Research Project

Process Isolation

  • Built the shim in Rust (clone_shim).

    • Wrote a quite nice to use wrapper for the clone3 syscall in (relatively) safe Rust (clone.rs).

    • Wrote the basis of specification, that should be extensible enough for future features (specification.rs).

      • Currently this reads only JSON specifications, but Rust’s serde library has support for a variety of binary formats to try later on.
    • Started tying things together. Currently on the running at startup launches work, but they do launch and it’s a strong basis to add more features from.

  • Built a Rust application to track subprocess creation (forktop).

    • Currently a bit of a proof of concept. ptrace gives me all of the events needed to track processes, but I need to flip the app design on its head to build a nice interface.
    • This was my first experience of writing Rust for this system call heavy code I’d been writing in C. It’s amazing how such similar code with nearly identical effects is so vastly more ergonomic, primarily due to the error handling.

Up Next

  • Get the shim to the level that it can run the existing C applications.

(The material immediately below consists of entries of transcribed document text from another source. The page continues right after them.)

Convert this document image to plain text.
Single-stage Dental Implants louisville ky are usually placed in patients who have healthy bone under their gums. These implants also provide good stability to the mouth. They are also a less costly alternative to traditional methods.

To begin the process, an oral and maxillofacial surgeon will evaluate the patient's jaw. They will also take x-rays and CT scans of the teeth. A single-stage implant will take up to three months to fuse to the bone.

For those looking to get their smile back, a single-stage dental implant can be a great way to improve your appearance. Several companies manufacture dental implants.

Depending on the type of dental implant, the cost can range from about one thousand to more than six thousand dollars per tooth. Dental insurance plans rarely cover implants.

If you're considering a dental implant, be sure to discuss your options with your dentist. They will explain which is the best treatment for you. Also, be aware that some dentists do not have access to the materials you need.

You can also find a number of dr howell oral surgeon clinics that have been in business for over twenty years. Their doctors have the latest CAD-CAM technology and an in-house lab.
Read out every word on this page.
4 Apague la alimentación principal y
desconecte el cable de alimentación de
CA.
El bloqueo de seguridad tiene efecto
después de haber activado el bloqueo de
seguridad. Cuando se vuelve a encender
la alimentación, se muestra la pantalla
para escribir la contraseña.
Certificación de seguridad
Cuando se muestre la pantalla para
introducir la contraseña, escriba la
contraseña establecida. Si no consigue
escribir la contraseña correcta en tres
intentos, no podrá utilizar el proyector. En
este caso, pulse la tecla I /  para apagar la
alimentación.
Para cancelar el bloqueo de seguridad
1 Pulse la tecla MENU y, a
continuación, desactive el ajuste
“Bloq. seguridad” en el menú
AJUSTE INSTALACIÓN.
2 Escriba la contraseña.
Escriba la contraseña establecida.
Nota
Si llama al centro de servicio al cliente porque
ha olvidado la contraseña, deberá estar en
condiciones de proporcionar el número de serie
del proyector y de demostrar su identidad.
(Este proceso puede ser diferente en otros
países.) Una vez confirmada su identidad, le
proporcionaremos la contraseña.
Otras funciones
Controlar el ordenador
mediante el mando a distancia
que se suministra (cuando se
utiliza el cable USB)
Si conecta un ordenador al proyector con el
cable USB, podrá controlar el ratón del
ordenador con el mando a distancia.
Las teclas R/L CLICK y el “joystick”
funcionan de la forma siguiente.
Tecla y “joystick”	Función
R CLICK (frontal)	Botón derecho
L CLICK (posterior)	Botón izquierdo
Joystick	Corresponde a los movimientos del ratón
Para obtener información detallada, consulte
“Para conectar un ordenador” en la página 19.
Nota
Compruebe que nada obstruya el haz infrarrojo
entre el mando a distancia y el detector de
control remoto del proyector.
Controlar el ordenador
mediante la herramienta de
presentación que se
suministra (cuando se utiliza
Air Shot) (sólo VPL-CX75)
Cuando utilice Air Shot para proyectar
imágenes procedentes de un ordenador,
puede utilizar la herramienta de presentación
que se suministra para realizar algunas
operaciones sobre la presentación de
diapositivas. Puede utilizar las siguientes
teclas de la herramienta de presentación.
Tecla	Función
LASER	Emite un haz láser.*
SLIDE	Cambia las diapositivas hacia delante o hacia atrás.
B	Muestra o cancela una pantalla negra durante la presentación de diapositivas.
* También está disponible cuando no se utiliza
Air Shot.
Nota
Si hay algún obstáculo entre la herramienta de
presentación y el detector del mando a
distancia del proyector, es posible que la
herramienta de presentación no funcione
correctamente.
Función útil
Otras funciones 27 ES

    • This requires support for networking.
      • I think this is going to need a distinction between compile time specifications and runtime specifications. Consider poking a port through, choosing this at runtime would be a configuration nightmare. Having a second specification or some env overrides would allow changing the port but maintaining security.
    • This requires support for filesystems.
      • This shouldn’t be too bad, but is going to involve me getting more tightly to grips with mount namespaces, something I still find quite confusing.
      • For now I’m focusing on static file support, e.g. bind mounting in /etc/dnsmasq.conf to /config, or $PWD to /, or / to /.
      • I’m considering dynamic bind support, but I’m struggling to convince myself that it can be completely secure, so will leave it for the moment.
    • Fully support namespaces so that the basic no privileges entrypoint is as deprivileged as possible. Worth reading up on how other solutions do this for each case.
    • Read up on effective capabilities. Although the shim binary will be super privileged, even a full set of privileges for an entrypoint should never exceed the launcher’s privileges.
  • Get a nice TUI for the forktop Proof of Concept.

    • Add a shell hotkey once the process tree is working. I want a hotkey that jumps into a process, forks and execs a shell, then returns that process to normal running. This is the best way at runtime to really test the permissions of a process dynamically.

Modules

Introduction to Systems Research

  • Read Xen (Barham et al., 2003), Container-based operating system virtualization (Soltesz et al., 2007), LightVM (Manco et al., 2017). Presented Xen.
  • Read ZooKeeper (Hunt et al., 2010), Raft (Ongaro and Ousterhout., 2014), and Chubby (Burrows, 2006). Reviewed ZooKeeper.
  • I’m not sure there were any huge takeaways for my project here, but certainly interesting reads.